Oxpecker Haven

My good friend Dale Estey and I decry the fact that – as we’ve grown older – we’ve come to realize there really is “nothing new under the sun.” There are few stories or facts so amazing or unique or unpleasant that we haven’t heard of them before – in some variation.

It’s a truism nailed in Ecclesiastes 1:9.

What has been will be again, what has been done will be done again; there is nothing new under the sun.” Ecclesiastes 1:9

It is true there is little – fantastic or horrific – that shocks or surprises me now. Folks be crazy. So many stories or objects feel like attempted recreations of familiar and well-worn themes. Stories follow well-worn paths to eventual resolution. Products ebb and flow in supermarkets and box stores. There is a certain sameness to them all, in spite of the come-ons promising “new and improved.”

My husband is an artist. For his doctor friend Dr. Marc Blasser, Hank painted a portrait of a rhino in situ on the plains of Africa. The rhinoceros is a special symbol for Marc. (His email handle is “King Rhino” for heaven’s sake. He is clearly committed.)

So when my husband delivered the painting some years back, Marc admired the finished product but, upon closer inspection, stared quizzically at the painting and asked: “Where are my oxpeckers?”

When my husband told me this story, I was a little taken aback. Oxpeckers? Seriously? Well, yes. They are a real thing. See all those little guys on the back of that hippo below? That’s them.

I knew vaguely of a symbiotic relationship that existed among African wildlife with some kind of birds. I did not know – until this recent conversation – what they were called.

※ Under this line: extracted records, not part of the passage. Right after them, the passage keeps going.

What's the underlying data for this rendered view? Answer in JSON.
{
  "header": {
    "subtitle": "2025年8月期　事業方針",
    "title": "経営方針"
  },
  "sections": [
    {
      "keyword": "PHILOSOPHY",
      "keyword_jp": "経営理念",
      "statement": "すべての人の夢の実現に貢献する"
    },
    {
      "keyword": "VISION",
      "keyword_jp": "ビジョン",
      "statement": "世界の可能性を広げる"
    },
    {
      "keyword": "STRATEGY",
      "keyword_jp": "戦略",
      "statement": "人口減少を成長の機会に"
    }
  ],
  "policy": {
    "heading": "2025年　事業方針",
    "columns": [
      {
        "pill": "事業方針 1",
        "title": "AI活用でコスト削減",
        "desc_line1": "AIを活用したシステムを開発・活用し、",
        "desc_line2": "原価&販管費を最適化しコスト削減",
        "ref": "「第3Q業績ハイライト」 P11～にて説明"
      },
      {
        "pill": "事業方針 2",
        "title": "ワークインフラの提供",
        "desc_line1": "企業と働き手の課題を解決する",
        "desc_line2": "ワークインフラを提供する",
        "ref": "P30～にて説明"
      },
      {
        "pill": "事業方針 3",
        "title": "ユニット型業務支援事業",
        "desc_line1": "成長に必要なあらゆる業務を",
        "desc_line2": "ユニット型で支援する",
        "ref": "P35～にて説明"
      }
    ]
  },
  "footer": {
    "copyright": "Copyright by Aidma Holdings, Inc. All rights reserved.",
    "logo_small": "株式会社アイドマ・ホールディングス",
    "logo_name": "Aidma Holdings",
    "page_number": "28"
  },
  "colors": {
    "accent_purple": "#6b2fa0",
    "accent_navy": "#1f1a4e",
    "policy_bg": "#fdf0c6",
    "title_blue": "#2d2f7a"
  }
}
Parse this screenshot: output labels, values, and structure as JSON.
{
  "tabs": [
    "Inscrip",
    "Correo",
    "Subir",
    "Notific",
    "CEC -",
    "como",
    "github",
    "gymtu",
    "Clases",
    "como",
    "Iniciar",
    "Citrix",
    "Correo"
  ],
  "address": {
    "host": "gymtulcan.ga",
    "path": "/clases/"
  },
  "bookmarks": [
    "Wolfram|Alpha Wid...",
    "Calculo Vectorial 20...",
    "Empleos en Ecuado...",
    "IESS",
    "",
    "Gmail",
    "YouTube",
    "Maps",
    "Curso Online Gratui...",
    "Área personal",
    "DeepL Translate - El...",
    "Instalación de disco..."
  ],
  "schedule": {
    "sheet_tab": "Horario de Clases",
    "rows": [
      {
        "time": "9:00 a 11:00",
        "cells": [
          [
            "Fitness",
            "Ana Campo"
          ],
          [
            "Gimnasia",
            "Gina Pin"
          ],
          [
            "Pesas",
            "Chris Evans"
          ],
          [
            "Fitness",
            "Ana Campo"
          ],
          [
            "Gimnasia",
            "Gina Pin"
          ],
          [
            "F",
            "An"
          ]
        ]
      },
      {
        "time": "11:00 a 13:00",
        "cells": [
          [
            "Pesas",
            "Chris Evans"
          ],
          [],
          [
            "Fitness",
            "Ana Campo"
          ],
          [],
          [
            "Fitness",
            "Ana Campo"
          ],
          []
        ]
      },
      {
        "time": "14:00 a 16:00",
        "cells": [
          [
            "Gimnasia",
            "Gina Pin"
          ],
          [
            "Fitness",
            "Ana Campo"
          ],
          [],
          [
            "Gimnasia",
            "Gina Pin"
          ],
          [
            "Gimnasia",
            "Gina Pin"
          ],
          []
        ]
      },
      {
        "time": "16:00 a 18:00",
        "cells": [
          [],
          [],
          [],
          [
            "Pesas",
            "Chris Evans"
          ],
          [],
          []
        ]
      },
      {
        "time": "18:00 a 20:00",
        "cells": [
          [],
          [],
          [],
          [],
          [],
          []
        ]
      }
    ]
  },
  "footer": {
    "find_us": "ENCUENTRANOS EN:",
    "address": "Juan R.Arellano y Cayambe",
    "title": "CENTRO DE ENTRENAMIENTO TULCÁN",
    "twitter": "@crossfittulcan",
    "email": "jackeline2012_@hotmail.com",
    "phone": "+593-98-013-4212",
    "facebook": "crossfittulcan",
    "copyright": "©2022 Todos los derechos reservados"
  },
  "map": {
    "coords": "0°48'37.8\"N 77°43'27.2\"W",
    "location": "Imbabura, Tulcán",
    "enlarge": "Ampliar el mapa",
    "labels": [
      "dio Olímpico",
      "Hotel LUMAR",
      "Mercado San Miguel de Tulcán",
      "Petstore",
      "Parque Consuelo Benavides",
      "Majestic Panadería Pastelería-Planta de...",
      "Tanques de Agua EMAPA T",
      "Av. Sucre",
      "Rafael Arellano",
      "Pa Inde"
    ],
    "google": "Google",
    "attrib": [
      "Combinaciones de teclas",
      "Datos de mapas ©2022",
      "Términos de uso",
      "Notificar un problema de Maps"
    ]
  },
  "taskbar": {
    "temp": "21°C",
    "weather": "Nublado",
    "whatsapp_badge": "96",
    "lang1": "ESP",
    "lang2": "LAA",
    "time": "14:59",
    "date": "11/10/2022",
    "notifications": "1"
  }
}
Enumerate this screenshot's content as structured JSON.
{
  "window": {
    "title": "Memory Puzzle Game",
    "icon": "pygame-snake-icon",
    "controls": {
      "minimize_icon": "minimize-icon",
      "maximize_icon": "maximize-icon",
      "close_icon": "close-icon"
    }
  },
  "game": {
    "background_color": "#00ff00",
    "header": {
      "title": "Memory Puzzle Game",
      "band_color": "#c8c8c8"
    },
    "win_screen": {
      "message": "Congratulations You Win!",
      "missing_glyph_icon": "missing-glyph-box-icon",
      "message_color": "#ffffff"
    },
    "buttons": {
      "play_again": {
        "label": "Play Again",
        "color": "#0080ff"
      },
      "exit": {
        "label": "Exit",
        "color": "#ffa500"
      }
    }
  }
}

Large African animals of many varieties – rhinos, hippopotami, giraffes, gazelle, water buffalo, et. al. – have an implicit deal with the oxpeckers. The large animals tolerate what might otherwise be the incessant and annoying presence of the birds.

The oxpeckers peck away at will on the lumbering beasts to rid their skin of pests, such as lice and ticks, and a variety of other savory and tasty bugs. In return for this favor, the animals do not kill the oxpeckers outright with a swat of their massive tails (like giraffes might do) or eradicate them en masse by suddenly submerging them under water without warning, (as in the case of hippopotami). That would be biting the bill that feeds off them.

It is a symbiotic and mutually beneficial relationship between beast and bird that you might be able to identify with if you’ve ever been covered with unwanted masses of lice or ticks. Personally, I have not.

Inspired by this story and the delightful and unusual moniker of these birds, I set out to integrate them into our life on a more permanent basis. We are in a new house and needed to set up a new internet domain. Oxpeckers Haven, I thought. Perfect.

There won’t be another domain name in the neighborhood to match it and it will likely cause the same sort of delighted comment that I had. Maybe a laugh or two, I mused.

Oxpecker. I admit I did not initially recognize the potentially obscene connotation. As it turned out, oxpeckers would not pass the internet service provider’s censors. Then I thought about it. Oh right. Well, it wasn’t as if I tried to call the domain name “bull’s penis” or somesuch. Maybe that would have made it through. I guess the offense was the suggestion of vulgarity.

I was doomed by the authority of the ignorant and presumptuous ISP censor. I was forced to concede that ours would not be the new internet home of Oxpeckers Haven. We chose a more banal, if personally meaningful to my husband, domain name: PanAmRTW. That may well be the subject of a blog post up the road.

Pity the poor oxpeckers. I sadly came to realize why I would never have learned about oxpeckers in geography class at the conservative and prudish school system where I received my elementary education.

Which, in the humble opinion of this lowly scribe, is bullpuckey.